"Le Pari du Ciel" Jean Pierre Delest, gallerie Caroline Tresca, Paris, Novembre 2016

"Le Dormeur du Val", 2016

"Le Dormeur du Val", 2016

De l’air ! Une sortie par le haut. Un idéal derrière les nuages. Frédéric Choisel s’envole et nous convie à garder la tête en l’air. La galerie Caroline Tresca avait exposé ses vues de New-York, son édifiante transfiguration abstraite des élévations de Manhattan fixées sur le papier au pastel et à l’encre. Le voici cette fois « … au-dessus des vallées, des montagnes, des bois, des nuages, des mers, par delà le soleil, par delà les éthers, par delà les confins des sphères étoilées. » (Charles Baudelaire – Élévation, Les Fleurs du mal).

Que cherche-t- il maintenant ? Où tient-il à nous mener à travers ses nuages épais qu’une trouée de ciel parvient à percer ? La lumière y est douce (Élévation) ou bien inquiétante comme celle d’une journée sanglante (Le dormeur du val).

Frédéric Choisel fait une proposition. Il invite à s’éloigner de la futilité, à élever notre regard, sinon le niveau de notre conscience. Une manière de prendre de la hauteur en se dégageant d’une matière pesante, substance alourdie du quotidien, marasme des pensées, des jugements et des craintes. Le peintre est spirituel et prend le poète pour complice. Ensemble, ils nous invitent au voyage. Le ciel s’ouvre, et, à travers lui, le ciel de chacun se dégage, nous laissant passer de l’ombre à la lumière. Pour autant, il n’y a pas de naïveté dans ces tableaux et Baudelaire comme Rimbaud ne sont pas des joyeux drilles. D’ailleurs, la savante légèreté de leurs poèmes révèle vite une tension funeste.

Que se passe-t-il alors sous le ciel maintenant que nous sommes un oiseau ? Le peintre choisit son motif et montre l’éther. Il laisse à chacun le soin de combler le vide. Éther puissant, tourmenté de sombres masses. Idéal naturel fiévreux, reflet inquiet d’une âme pure. Que peut-on craindre au milieu des nuées sinon la fin du vol. Est-ce pour cela que ces toiles de grand format se divisent en deux parties ?

En effet, le ciel domine dans un carré vertueux, mais à sa base, pour nous rappeler l’ordre du monde, une pièce de toile plus étroite fixe invariablement un amalgame végétal qui semble tendre un filet de branches pour mieux happer notre oeil et notre liberté. Le poète ne dit rien de plus lorsqu’il convoque les mots comme autant de témoins de son idéal contrarié. Frédéric Choisel précise : « Dans un monde ravagé par les croyances religieuses, par les dogmes politiques qui nous divisent, une chose reste en commun, nous regardons tous vers le ciel. Dans les grands diptyques, la partie supérieure des ciels représente la transformation de nos souffrances. La partie inférieur notre monde animal terrestre, les conflits des choses de la vie. »

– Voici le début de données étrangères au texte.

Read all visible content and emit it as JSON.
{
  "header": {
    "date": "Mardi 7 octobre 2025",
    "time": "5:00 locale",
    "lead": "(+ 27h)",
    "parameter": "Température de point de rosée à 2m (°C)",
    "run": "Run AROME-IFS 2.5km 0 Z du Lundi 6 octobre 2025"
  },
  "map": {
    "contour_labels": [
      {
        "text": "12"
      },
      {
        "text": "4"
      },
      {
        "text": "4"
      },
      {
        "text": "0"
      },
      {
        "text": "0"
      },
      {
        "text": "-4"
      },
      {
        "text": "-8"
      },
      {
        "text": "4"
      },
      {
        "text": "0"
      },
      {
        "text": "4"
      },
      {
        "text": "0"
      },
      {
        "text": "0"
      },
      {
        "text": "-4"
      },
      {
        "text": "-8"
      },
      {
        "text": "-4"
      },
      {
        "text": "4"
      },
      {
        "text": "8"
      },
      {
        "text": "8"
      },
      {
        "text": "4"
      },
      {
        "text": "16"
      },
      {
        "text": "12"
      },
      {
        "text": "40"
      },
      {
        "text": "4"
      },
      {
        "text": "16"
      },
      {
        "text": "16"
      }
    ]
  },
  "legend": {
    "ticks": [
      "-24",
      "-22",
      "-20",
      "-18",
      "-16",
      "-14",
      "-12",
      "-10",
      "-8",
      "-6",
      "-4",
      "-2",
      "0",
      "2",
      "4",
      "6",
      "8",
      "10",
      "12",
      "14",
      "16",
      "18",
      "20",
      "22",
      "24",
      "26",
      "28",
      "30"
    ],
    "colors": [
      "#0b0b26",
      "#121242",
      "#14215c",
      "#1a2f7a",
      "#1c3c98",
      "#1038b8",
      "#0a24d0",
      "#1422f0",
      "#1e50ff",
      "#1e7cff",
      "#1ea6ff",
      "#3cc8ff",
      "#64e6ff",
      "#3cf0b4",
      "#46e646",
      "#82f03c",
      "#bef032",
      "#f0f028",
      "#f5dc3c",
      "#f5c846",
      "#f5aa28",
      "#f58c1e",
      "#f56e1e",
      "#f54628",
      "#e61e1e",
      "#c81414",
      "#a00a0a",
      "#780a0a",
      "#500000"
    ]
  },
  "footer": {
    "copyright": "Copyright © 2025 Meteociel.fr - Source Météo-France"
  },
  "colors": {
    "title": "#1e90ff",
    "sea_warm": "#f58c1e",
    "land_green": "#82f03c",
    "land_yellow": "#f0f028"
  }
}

Une sortie par le haut, disions-nous. Voyons-y également une percée dans le temps puisque Frédéric Choisel évoque à sa manière les ciels du XVIIIe siècle de Canaletto ou de Tiepolo, voire ceux de Boucher mais aussi les ciels plus récents que Richter peint dans les années 1970, des ciels dans lesquels la luminosité solaire fait de la lumière naturelle la protagoniste principale de la toile. La lumière métaphore de la vérité. Une manière d’ouvrir un champ nouveau. Finalement, comme un passeur, Frédéric Choisel nous pilote en cheminant entre la tradition et la modernité, entre le passé et l’avenir, entre le bouillonnement de nos vies et l’espoir.